Il mese di ottobre ha solitamente una cattiva reputazione e viene sempre affrontato con una certa apprensione da parte degli investitori. Pure in questo caso non è stato da meno. I principali mercati azionari hanno chiuso al ribasso, mantenendo un certo clima di incertezza e volatilità. Le motivazioni del peggioramento del tono dei mercati sono state:
- Lo scoppio di un nuovo conflitto tra il popolo israeliano e quello palestinese che ha evidenziato ancora una volta la fragilità della situazione in Medio Oriente.
- Il peggioramento della congiuntura globale, specialmente di Europa e Cina.
- Il livello elevato dei rendimenti obbligazionari, con il Treasury americano che ha toccato il picco del 5%.
Come detto inizialmente i principali listini mondiali, dopo un tentativo di recupero nei primi giorni del mese, hanno chiuso tutti al ribasso. Negli Stati Uniti indice S&P 500 ha chiuso a -2.20% e Nasdaq a -3.50%. In Europa si non registrate performance negativa del -1.80% per l’Euro Stoxx50, del -2.80% per il DAX e del-2.30% per il FTSE MIB. Più colpita la borsa svizzera che chiude il mese con un -4.40%. Sofferenza anche per il mercato asiatico con Hang Seng -2.30%, Nikkei -3.30% e CSI 300 -2.90%. Unica nota positiva è stato l’oro che ha guadagnato oltre il 6% nel corso del mese.

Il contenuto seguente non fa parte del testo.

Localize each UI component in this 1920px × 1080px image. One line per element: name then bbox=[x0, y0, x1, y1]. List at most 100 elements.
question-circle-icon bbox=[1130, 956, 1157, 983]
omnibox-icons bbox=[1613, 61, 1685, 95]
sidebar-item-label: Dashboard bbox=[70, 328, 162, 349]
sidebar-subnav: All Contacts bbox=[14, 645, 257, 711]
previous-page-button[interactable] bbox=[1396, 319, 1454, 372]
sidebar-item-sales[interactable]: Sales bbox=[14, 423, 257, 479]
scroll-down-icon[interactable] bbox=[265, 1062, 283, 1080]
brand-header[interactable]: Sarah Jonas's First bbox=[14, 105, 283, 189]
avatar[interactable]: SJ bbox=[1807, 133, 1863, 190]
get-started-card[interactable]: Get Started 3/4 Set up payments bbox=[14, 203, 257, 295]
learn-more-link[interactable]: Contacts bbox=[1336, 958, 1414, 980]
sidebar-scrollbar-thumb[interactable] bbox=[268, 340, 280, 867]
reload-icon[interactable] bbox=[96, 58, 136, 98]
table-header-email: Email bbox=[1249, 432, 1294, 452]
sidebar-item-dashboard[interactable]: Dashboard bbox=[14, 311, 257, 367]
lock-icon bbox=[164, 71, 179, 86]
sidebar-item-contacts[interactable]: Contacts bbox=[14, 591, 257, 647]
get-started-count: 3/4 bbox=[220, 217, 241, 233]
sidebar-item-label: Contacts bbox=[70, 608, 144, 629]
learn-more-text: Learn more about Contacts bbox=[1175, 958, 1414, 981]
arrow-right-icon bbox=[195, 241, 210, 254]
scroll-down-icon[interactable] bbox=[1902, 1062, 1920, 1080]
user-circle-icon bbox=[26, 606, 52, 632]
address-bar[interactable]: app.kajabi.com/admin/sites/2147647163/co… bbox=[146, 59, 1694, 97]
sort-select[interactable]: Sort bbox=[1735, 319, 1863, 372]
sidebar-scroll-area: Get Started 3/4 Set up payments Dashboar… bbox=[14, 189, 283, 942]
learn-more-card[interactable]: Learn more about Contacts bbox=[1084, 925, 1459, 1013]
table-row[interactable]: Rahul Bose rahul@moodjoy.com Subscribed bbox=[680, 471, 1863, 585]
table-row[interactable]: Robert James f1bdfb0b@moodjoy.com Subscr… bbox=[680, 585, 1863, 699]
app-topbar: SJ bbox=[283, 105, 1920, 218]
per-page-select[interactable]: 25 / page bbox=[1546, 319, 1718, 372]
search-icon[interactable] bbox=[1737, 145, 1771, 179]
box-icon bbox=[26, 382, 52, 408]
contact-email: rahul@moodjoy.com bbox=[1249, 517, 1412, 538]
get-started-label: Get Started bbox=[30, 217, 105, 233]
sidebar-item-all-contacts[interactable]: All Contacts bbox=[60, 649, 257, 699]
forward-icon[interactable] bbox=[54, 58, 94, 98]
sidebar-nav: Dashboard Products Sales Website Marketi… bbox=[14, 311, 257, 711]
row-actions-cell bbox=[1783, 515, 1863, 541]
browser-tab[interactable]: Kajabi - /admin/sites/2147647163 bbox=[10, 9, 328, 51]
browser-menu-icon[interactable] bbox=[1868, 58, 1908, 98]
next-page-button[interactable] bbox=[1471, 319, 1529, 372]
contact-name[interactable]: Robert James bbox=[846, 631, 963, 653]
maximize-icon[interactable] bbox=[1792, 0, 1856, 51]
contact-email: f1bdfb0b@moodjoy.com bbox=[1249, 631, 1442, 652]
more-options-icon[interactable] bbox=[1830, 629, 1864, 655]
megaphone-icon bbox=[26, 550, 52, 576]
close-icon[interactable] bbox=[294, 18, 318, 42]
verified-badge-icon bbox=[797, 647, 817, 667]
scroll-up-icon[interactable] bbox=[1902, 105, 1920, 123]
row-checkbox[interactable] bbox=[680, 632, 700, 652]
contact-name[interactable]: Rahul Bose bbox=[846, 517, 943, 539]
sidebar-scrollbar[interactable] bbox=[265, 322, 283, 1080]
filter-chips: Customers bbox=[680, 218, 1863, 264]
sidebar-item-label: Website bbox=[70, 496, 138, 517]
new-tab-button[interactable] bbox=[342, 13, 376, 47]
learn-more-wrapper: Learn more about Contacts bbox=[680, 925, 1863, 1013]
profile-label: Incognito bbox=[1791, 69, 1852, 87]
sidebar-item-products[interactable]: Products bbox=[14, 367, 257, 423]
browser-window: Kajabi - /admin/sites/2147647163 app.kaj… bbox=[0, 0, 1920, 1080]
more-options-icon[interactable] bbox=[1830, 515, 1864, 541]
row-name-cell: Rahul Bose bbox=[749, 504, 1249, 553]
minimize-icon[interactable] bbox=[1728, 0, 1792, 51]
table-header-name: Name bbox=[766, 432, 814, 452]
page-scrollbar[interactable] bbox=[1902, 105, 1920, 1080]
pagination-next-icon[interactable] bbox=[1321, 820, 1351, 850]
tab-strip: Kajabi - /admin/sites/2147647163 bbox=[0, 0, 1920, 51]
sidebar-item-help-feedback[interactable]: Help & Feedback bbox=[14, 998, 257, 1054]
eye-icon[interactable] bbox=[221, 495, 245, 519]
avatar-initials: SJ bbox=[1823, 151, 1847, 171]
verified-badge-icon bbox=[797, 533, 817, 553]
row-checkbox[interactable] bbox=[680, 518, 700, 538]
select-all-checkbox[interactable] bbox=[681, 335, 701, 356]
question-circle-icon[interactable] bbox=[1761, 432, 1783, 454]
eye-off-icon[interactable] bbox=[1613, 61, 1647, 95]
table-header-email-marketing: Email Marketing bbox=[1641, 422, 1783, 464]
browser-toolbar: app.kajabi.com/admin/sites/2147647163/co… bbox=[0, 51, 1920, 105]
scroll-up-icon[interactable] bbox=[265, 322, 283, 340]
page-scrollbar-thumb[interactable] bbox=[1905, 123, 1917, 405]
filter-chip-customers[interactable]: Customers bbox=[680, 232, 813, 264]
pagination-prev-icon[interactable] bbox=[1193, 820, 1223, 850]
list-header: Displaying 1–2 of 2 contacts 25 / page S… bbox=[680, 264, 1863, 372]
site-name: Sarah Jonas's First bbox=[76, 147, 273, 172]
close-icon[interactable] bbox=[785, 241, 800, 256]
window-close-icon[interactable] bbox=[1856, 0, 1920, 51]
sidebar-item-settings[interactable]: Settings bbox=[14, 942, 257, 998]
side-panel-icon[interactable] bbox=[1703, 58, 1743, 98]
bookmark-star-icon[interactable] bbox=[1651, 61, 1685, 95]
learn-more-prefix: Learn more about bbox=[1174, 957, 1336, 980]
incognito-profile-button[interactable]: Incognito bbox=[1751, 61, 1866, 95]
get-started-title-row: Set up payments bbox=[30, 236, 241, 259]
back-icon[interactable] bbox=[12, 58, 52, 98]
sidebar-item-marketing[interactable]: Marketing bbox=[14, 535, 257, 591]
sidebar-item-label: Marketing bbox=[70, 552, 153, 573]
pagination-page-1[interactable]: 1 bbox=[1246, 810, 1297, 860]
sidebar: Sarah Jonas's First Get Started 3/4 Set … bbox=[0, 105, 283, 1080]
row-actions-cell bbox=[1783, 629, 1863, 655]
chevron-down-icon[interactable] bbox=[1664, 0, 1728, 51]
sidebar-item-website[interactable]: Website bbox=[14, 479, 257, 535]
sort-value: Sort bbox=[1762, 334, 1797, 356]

La serie di riunioni delle banche centrali si è conclusa con una pausa dai rialzi dei tassi, ritenuti su un livello adeguato tale da mantenere condizioni finanziarie sufficientemente restrittive. Per la seconda volta consecutiva, la Federal Reserve ha optato per la stabilità dei tassi d’interesse. Questi mantengono il loro intervallo tra il 5,25% e il 5,50%. Tale decisione era ampiamente prevista dal mercato, e di conseguenza, l’attenzione degli investitori si è spostata sul futuro percorso della politica monetaria negli Stati Uniti, considerando anche l’incremento recente dei rendimenti obbligazionari, con i titoli di stato decennali sopra il 5%, un livello mai visto dal 2007. Inoltre, i dati macroeconomici indicano che l’inflazione negli Stati Uniti, seppur in rallentamento, si è attestata al 3,7% a settembre, ancora superiore al target del 2%. Anche la Banca Centrale Europea non è intervenuta ed ha confermato il proprio tasso ufficiale al 4,50%. Sebbene l’inflazione sia ancora oltre la fascia target dei banchieri centrali, il forte rallentamento congiunturale e il nuovo aumento dei supplementi d’interesse negli Stati periferici lasciano poco margine per un ulteriore irrigidimento della politica monetaria.